El mérito más inmediato de esta obra es, pues, el de recordar la extraordinaria relevancia artística de unos escritores, que luego se verían desplazados por la generación del 27. Y ello por motivos que no excluyeron, tampoco, el matiz político. Hay, sin embargo, otro valor en esta obra de Trapiello, en la que se reclama a Unamuno, a Baroja, a Azorín, a Valle Inclán, a JRJ, a los Machado, a Rubén, a Maetzu, a Rusiñol, a Benavente, a Manuel Bueno y un abultado etcétera; pero también a muchos otros, desde Galdós y Echegaray a Ortega y d'Ors, que exceden el propio ámbito de los noventayochistas. Tal valor es la virtud polémica con que Trapiello compone estas páginas; páginas en las que se ofrece no solo una defensa razonada de la primacía de tales autores, sino una expresión de sus propios gustos -los de Trapiello- con los que el lector coincidirá o no, lo cual es irrelevante, pero que traen al territorio de lo vivo la barojiana lucha por la vida, en cuanto al sucederse de las generaciones y las modas, asunto que en Los nietos del Cid Trapiello expone en toda su vulgaridad y crudeza.

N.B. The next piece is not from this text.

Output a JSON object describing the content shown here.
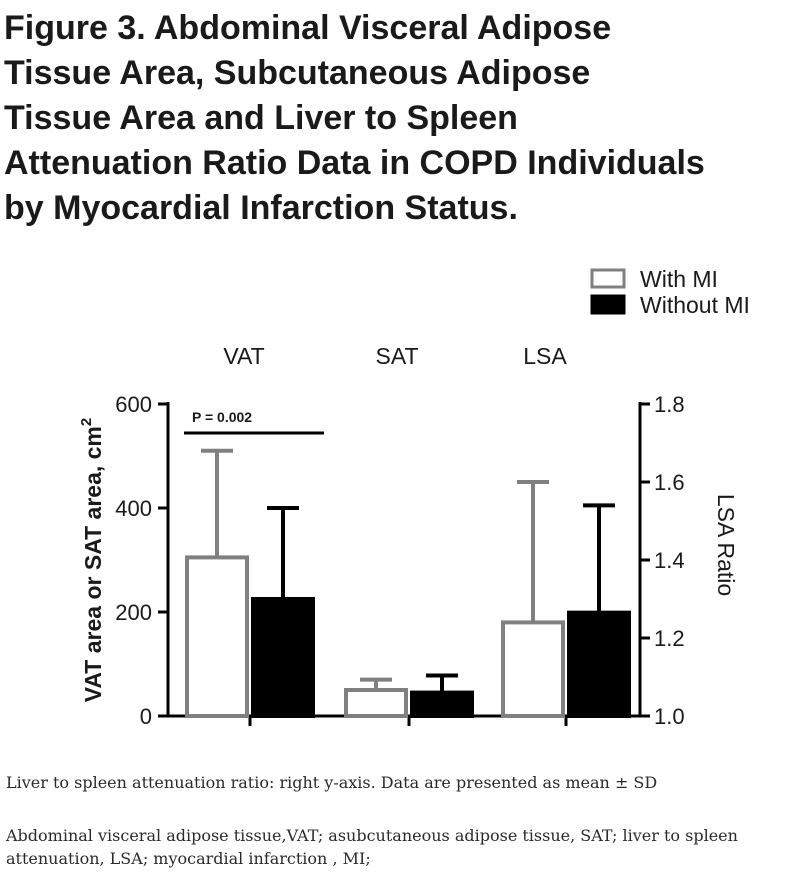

Fijémonos, pues, en que Azaña señala como impolítico lo que la guerra y la posguerra politizarán hasta un extremo inaceptable (véase el caso de los hermanos Machado). Este lento exfoliarse del escritor, despojado ya de sus cédulas ideológicas, a la hora de avalorarlo como tal, como escritor autosuficiente, asunto en el que el 98 también destacará, al margen de una bohemia mísera e irrestricta; este reobrarse del arte en cuanto tal, sin la finalidad espuria de elogiar o infamar una literatura por la opinión mundana del artista, es lo que Trapiello aborda aquí, corregido y aumentado, para descubrirnos una edad de oro donde otros solo vieron el crepúsculo de un viejo imperio.
La vida impresa
Lo cierto es que la idea de un 98 un tanto retardario, melancólico, de vago ruralismo, con que Azaña retrata a sus antecesores literarios inmediatos, no coincide exactamente con la agitación urbana y el oficio periodístico donde destacarán buena parte de los miembros de aquella generación; y ello a pesar de que el periodismo, según Valle, “avillana la prosa” (y Valle publicó mucho y bien en los periódicos), y de que los periódicos industriales, de gran tirada, que suplen a las fugaces cabeceras de partido, aún tardarán algunos años en alcanzar su época dorada. No es, sin embargo, lejos de la prensa y las revistas, sino en sus mismas páginas, donde Unamuno, Azorín, Maetzu y muchos otros alcanzarán una notoriedad que es hija, en parte, de las rotativas. Si ya Larra y Bécquer adquieren su fama y su peculio, varias décadas atrás, con el oficio de gacetillero, la trabazón de literatura y prensa se habrá perfeccionado aún más cuando llegue la hora de Clarín, Rubén, Bonafoux y Azorín, cuyo manierismo fue un manierismo de la sencillez, aplicado con éxito a los diarios. Esta contextura social y artística del plumilla es otro de los aspectos históricos en los que Trapiello cimenta, sólidamente, su tesis áurea.